Some claimed that Christians should not get involved in the rough and tumble of applicational Christianity because it would spoil our witness.

Others argued that they believed in a Christian worldview that applied to every area of life, but few ever explained what that might look like.

Francis Schaeffer was great at pointing out the destructive nature of competing worldviews, but he offered little in the way of particulars on how to overcome the onslaught in the particulars. His analysis was needed, but it did not go far enough.

And when someone came along and explained how the Bible might apply to every area of life in the particulars, the critics would come out of their ivory towers and denounce those who were calling for more than a theoretical approach to worldview thinking.

The worldview plane was always in the hangar for maintenance work. Anyone who submitted a flight plan would be grounded, and if he continued to question the system, he would have his license revoked, especially if he taught at the flight school where impressionable young men wanted to learn how to fly the worldview plane.

In time, the worldview pilots would be barred from the airports and left to find other ways to take to the skies. They were relegated to near obscurity laboring to get the message out to people who did not know that worldview planes should and did fly.

This remnant started Christian schools, developed curricula, wrote and published newsletters, wrote books — lots of books — that found their way into the hands of Christians around the world.

Most of you are too young to know about this history. (I’ve barely scratched the surface. Watch “Freestyling with Gary DeMar”: Part 1, Part 2, Part 3) Some of you may be asking, “What’s this guy talking about?”

The thing of it is, many (most?) of you don’t know what I’m talking about, and that’s what makes this event so special. You are here because of people who built the worldview planes and explained how they could fly. They wrote about apologetic methodology and application, history, economics, law, government, and so much more. They saw what would happen if Christians didn’t wake up to the challenge. They took on the secular ideologies of the day while at the same time having to contend with critics from inside the camp.

There are many people I could mention, but I only have time to mention one — Greg L. Bahnsen. I suspect that we would not be here if it weren’t for the work of Dr. Bahnsen. Jeff Durbin’s talk was the embodiment of his work. I know I wouldn’t be here. The folks at Cross Politic would not be doing what they are excelling at if it had not been for Dr. Bahnsen’s work. When Doug Wilson debated Christopher Hitchens in the film Collision (a Darren Doane Production), it was Bahnsen at work disguised as a Teddy Bear.

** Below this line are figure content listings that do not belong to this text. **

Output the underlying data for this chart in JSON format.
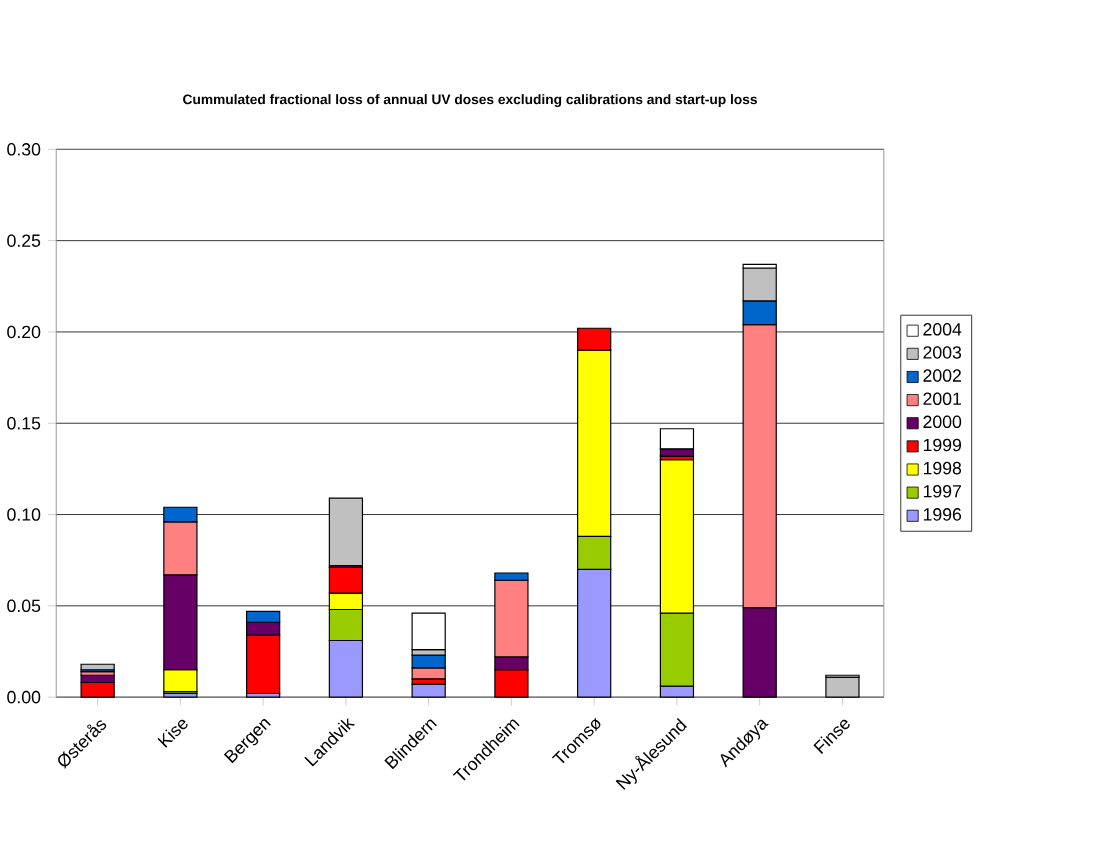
{
  "chart_data": {
    "type": "bar",
    "stacked": true,
    "title": "Cummulated fractional loss of annual UV doses excluding calibrations and start-up loss",
    "categories": [
      "Østerås",
      "Kise",
      "Bergen",
      "Landvik",
      "Blindern",
      "Trondheim",
      "Tromsø",
      "Ny-Ålesund",
      "Andøya",
      "Finse"
    ],
    "series": [
      {
        "name": "1996",
        "color": "#9999ff",
        "values": [
          null,
          0.002,
          0.002,
          0.031,
          0.007,
          null,
          0.07,
          0.006,
          null,
          null
        ]
      },
      {
        "name": "1997",
        "color": "#99cc00",
        "values": [
          null,
          0.001,
          null,
          0.017,
          null,
          null,
          0.018,
          0.04,
          null,
          null
        ]
      },
      {
        "name": "1998",
        "color": "#ffff00",
        "values": [
          null,
          0.012,
          null,
          0.009,
          null,
          null,
          0.102,
          0.084,
          null,
          null
        ]
      },
      {
        "name": "1999",
        "color": "#ff0000",
        "values": [
          0.008,
          null,
          0.032,
          0.014,
          0.003,
          0.015,
          0.012,
          0.002,
          null,
          null
        ]
      },
      {
        "name": "2000",
        "color": "#660066",
        "values": [
          0.004,
          0.052,
          0.007,
          0.001,
          null,
          0.007,
          null,
          0.004,
          0.049,
          null
        ]
      },
      {
        "name": "2001",
        "color": "#ff8080",
        "values": [
          0.002,
          0.029,
          null,
          null,
          0.006,
          0.042,
          null,
          null,
          0.155,
          null
        ]
      },
      {
        "name": "2002",
        "color": "#0066cc",
        "values": [
          0.001,
          0.008,
          0.006,
          null,
          0.007,
          0.004,
          null,
          null,
          0.013,
          null
        ]
      },
      {
        "name": "2003",
        "color": "#c0c0c0",
        "values": [
          0.003,
          null,
          null,
          0.037,
          0.003,
          null,
          null,
          null,
          0.018,
          0.011
        ]
      },
      {
        "name": "2004",
        "color": "#ffffff",
        "values": [
          null,
          null,
          null,
          null,
          0.02,
          null,
          null,
          0.011,
          0.002,
          0.001
        ]
      }
    ],
    "ylim": [
      0,
      0.3
    ],
    "yticks": [
      {
        "value": 0,
        "label": "0.00"
      },
      {
        "value": 0.05,
        "label": "0.05"
      },
      {
        "value": 0.1,
        "label": "0.10"
      },
      {
        "value": 0.15,
        "label": "0.15"
      },
      {
        "value": 0.2,
        "label": "0.20"
      },
      {
        "value": 0.25,
        "label": "0.25"
      },
      {
        "value": 0.3,
        "label": "0.30"
      }
    ],
    "grid": "y",
    "legend": "right"
  }
}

The thing of it is, Greg would not have taken credit for any of it. He was just doing what God had called and gifted him to do. He acknowledged his mentors. He knew that he stood on the shoulders of others.

When I got that phone call on a cold day in December that Greg had died, I was in shock. How could he be replaced? In one sense he has not been replaced. I’ve never met anyone who was the whole package like Greg was. You will find this out quickly by reading his articles, books, and listening to his many talks and debates. The debate he had with Gordon Stein is a classic. It’s no surprise that it has been dubbed “The Great Debate.”

But in another sense, Greg has been replaced by those who carry on his work and pay it forward. You are the fruit of the work of Greg Bahnsen and many others whether you know it or not. It’s been a long time coming, but I am optimistic. We may be in for some rough times, but God has given us all we need to accomplish what He has called us to do. God has equipped us “for every good work,” and you can thank those who have put on this Conference for helping to equip you. It’s your turn to pay it forward as someone paid it forward for you.